ReplyDeleteYou'd expect an imaginary place. rather than risk enraging citizens of a real city.
That's an interesting point. St. Paul had an infamously corrupt sheriff, Tom Brown, from 1930-32. Mabel Seeley in her book The Listening House alluded to the corruption, but she changed the name. Wisconsin had two Bund camps, don't know about Minnesota.
Deletehttps://gizmodo.com/how-american-nazis-used-summer-camps-to-indoctrinate-th-1743267747
From the article:
Bund parents sent their children to the camps, which were compared to the Boy Scouts and Girl Guides of America, but in reality were more like the Hitler Youth camps of Nazi Germany.
At the camps, children were taught how to speak German and sing German songs. Phrases like “Ein Volk, Ein Reich, Ein Fuhehrer” (translated to “One People, One Empire, One Leader”) were heard alongside the refrains of “Deutschalnd, Deutschland Über Alles.” It was as much an effort to celebrate German heritage as it was an attempt to teach Nazi ideology.
“Hitler is the friend of Germans everywhere,” noted a girl who attended Camp Hindenburg in Wisconsin. “And just as Christ wanted little children to come to him, Hitler wants German children to revere him.”
Fascinating insights on theme and attitudes toward children.

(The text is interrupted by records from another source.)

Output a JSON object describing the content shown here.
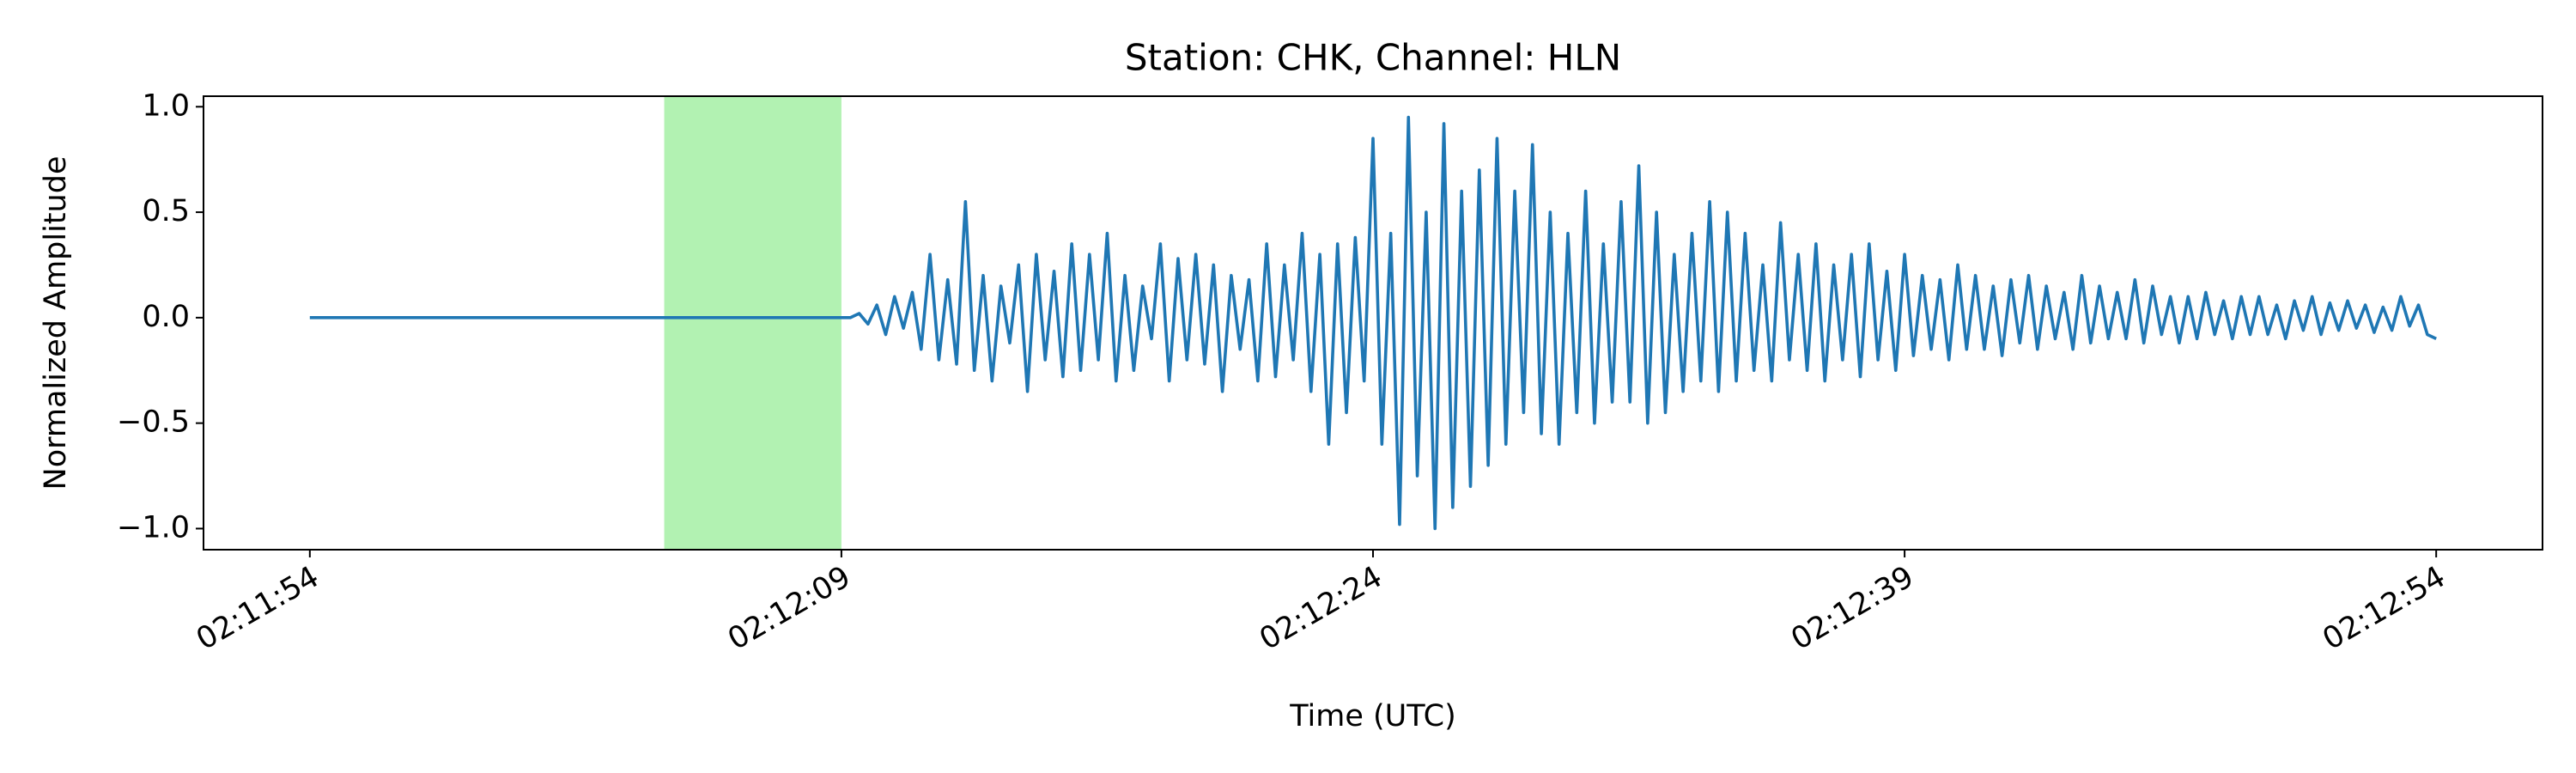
{
  "chart_data": {
    "type": "line",
    "title": "Station: CHK, Channel: HLN",
    "x_label": "Time (UTC)",
    "y_label": "Normalized Amplitude",
    "color": "#1f77b4",
    "span": {
      "xmin": 7924,
      "xmax": 7929,
      "color": "#b2f2b2"
    },
    "xlim": [
      7911,
      7977
    ],
    "xticks": [
      {
        "value": 7914,
        "label": "02:11:54"
      },
      {
        "value": 7929,
        "label": "02:12:09"
      },
      {
        "value": 7944,
        "label": "02:12:24"
      },
      {
        "value": 7959,
        "label": "02:12:39"
      },
      {
        "value": 7974,
        "label": "02:12:54"
      }
    ],
    "ylim": [
      -1.1,
      1.05
    ],
    "yticks": [
      {
        "value": -1,
        "label": "−1.0"
      },
      {
        "value": -0.5,
        "label": "−0.5"
      },
      {
        "value": 0,
        "label": "0.0"
      },
      0.5,
      {
        "value": 1,
        "label": "1.0"
      }
    ],
    "grid": false,
    "x": [
      7914,
      7914.25,
      7914.5,
      7914.75,
      7915,
      7915.25,
      7915.5,
      7915.75,
      7916,
      7916.25,
      7916.5,
      7916.75,
      7917,
      7917.25,
      7917.5,
      7917.75,
      7918,
      7918.25,
      7918.5,
      7918.75,
      7919,
      7919.25,
      7919.5,
      7919.75,
      7920,
      7920.25,
      7920.5,
      7920.75,
      7921,
      7921.25,
      7921.5,
      7921.75,
      7922,
      7922.25,
      7922.5,
      7922.75,
      7923,
      7923.25,
      7923.5,
      7923.75,
      7924,
      7924.25,
      7924.5,
      7924.75,
      7925,
      7925.25,
      7925.5,
      7925.75,
      7926,
      7926.25,
      7926.5,
      7926.75,
      7927,
      7927.25,
      7927.5,
      7927.75,
      7928,
      7928.25,
      7928.5,
      7928.75,
      7929,
      7929.25,
      7929.5,
      7929.75,
      7930,
      7930.25,
      7930.5,
      7930.75,
      7931,
      7931.25,
      7931.5,
      7931.75,
      7932,
      7932.25,
      7932.5,
      7932.75,
      7933,
      7933.25,
      7933.5,
      7933.75,
      7934,
      7934.25,
      7934.5,
      7934.75,
      7935,
      7935.25,
      7935.5,
      7935.75,
      7936,
      7936.25,
      7936.5,
      7936.75,
      7937,
      7937.25,
      7937.5,
      7937.75,
      7938,
      7938.25,
      7938.5,
      7938.75,
      7939,
      7939.25,
      7939.5,
      7939.75,
      7940,
      7940.25,
      7940.5,
      7940.75,
      7941,
      7941.25,
      7941.5,
      7941.75,
      7942,
      7942.25,
      7942.5,
      7942.75,
      7943,
      7943.25,
      7943.5,
      7943.75,
      7944,
      7944.25,
      7944.5,
      7944.75,
      7945,
      7945.25,
      7945.5,
      7945.75,
      7946,
      7946.25,
      7946.5,
      7946.75,
      7947,
      7947.25,
      7947.5,
      7947.75,
      7948,
      7948.25,
      7948.5,
      7948.75,
      7949,
      7949.25,
      7949.5,
      7949.75,
      7950,
      7950.25,
      7950.5,
      7950.75,
      7951,
      7951.25,
      7951.5,
      7951.75,
      7952,
      7952.25,
      7952.5,
      7952.75,
      7953,
      7953.25,
      7953.5,
      7953.75,
      7954,
      7954.25,
      7954.5,
      7954.75,
      7955,
      7955.25,
      7955.5,
      7955.75,
      7956,
      7956.25,
      7956.5,
      7956.75,
      7957,
      7957.25,
      7957.5,
      7957.75,
      7958,
      7958.25,
      7958.5,
      7958.75,
      7959,
      7959.25,
      7959.5,
      7959.75,
      7960,
      7960.25,
      7960.5,
      7960.75,
      7961,
      7961.25,
      7961.5,
      7961.75,
      7962,
      7962.25,
      7962.5,
      7962.75,
      7963,
      7963.25,
      7963.5,
      7963.75,
      7964,
      7964.25,
      7964.5,
      7964.75,
      7965,
      7965.25,
      7965.5,
      7965.75,
      7966,
      7966.25,
      7966.5,
      7966.75,
      7967,
      7967.25,
      7967.5,
      7967.75,
      7968,
      7968.25,
      7968.5,
      7968.75,
      7969,
      7969.25,
      7969.5,
      7969.75,
      7970,
      7970.25,
      7970.5,
      7970.75,
      7971,
      7971.25,
      7971.5,
      7971.75,
      7972,
      7972.25,
      7972.5,
      7972.75,
      7973,
      7973.25,
      7973.5,
      7973.75,
      7974
    ],
    "values": [
      0,
      0,
      0,
      0,
      0,
      0,
      0,
      0,
      0,
      0,
      0,
      0,
      0,
      0,
      0,
      0,
      0,
      0,
      0,
      0,
      0,
      0,
      0,
      0,
      0,
      0,
      0,
      0,
      0,
      0,
      0,
      0,
      0,
      0,
      0,
      0,
      0,
      0,
      0,
      0,
      0,
      0,
      0,
      0,
      0,
      0,
      0,
      0,
      0,
      0,
      0,
      0,
      0,
      0,
      0,
      0,
      0,
      0,
      0,
      0,
      0,
      0,
      0.02,
      -0.03,
      0.06,
      -0.08,
      0.1,
      -0.05,
      0.12,
      -0.15,
      0.3,
      -0.2,
      0.18,
      -0.22,
      0.55,
      -0.25,
      0.2,
      -0.3,
      0.15,
      -0.12,
      0.25,
      -0.35,
      0.3,
      -0.2,
      0.22,
      -0.28,
      0.35,
      -0.25,
      0.3,
      -0.2,
      0.4,
      -0.3,
      0.2,
      -0.25,
      0.15,
      -0.1,
      0.35,
      -0.3,
      0.28,
      -0.2,
      0.3,
      -0.22,
      0.25,
      -0.35,
      0.2,
      -0.15,
      0.18,
      -0.3,
      0.35,
      -0.28,
      0.25,
      -0.2,
      0.4,
      -0.35,
      0.3,
      -0.6,
      0.35,
      -0.45,
      0.38,
      -0.3,
      0.85,
      -0.6,
      0.4,
      -0.98,
      0.95,
      -0.75,
      0.5,
      -1.0,
      0.92,
      -0.9,
      0.6,
      -0.8,
      0.7,
      -0.7,
      0.85,
      -0.6,
      0.6,
      -0.45,
      0.82,
      -0.55,
      0.5,
      -0.6,
      0.4,
      -0.45,
      0.6,
      -0.5,
      0.35,
      -0.4,
      0.55,
      -0.4,
      0.72,
      -0.5,
      0.5,
      -0.45,
      0.3,
      -0.35,
      0.4,
      -0.3,
      0.55,
      -0.35,
      0.5,
      -0.3,
      0.4,
      -0.25,
      0.25,
      -0.3,
      0.45,
      -0.2,
      0.3,
      -0.25,
      0.35,
      -0.3,
      0.25,
      -0.2,
      0.3,
      -0.28,
      0.35,
      -0.2,
      0.22,
      -0.25,
      0.3,
      -0.18,
      0.2,
      -0.15,
      0.18,
      -0.2,
      0.25,
      -0.15,
      0.2,
      -0.15,
      0.15,
      -0.18,
      0.18,
      -0.12,
      0.2,
      -0.15,
      0.15,
      -0.1,
      0.12,
      -0.15,
      0.2,
      -0.12,
      0.15,
      -0.1,
      0.12,
      -0.1,
      0.18,
      -0.12,
      0.15,
      -0.08,
      0.1,
      -0.12,
      0.1,
      -0.1,
      0.12,
      -0.08,
      0.08,
      -0.1,
      0.1,
      -0.08,
      0.1,
      -0.08,
      0.06,
      -0.1,
      0.08,
      -0.06,
      0.1,
      -0.08,
      0.07,
      -0.06,
      0.08,
      -0.05,
      0.06,
      -0.07,
      0.05,
      -0.06,
      0.1,
      -0.04,
      0.06,
      -0.08,
      -0.1
    ]
  }
}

ReplyDeleteThanks, Laurie!
DeleteThanks for your continuing critical exploration of the Q. Patrick novels. Very excited to see your mention on the Stagge post that Mysterious Press plans to reprint the titles. Will you be providing introductions to the re-issues?
ReplyDeleteAs for the Bishop of Saltmarsh being a nod to Gladys Mitchell's 1932 The Saltmarsh Murders, it's an enjoyable speculation, as I feel the same playful challenge to push conventional genre plotting to its limits as a way to reflect an author's unconventional worldview in The Grindle Nightmare too. One would like to think Webb enjoyed GM's rebellious spirit, and vice versa.
No intros from me! Do they ever have intros? Maybe some by Otto? But I hope to be introducing something else in the Hugh-Rickie line this year.
DeleteRickie definitely had his own muse, that's for sure.
I always love a school mystery anyway, and am intrigued by the whole P. Quentin question, so you have set me looking for a copy of this...
ReplyDeleteIt all gets more interesting the more you find out about them, in my opinion!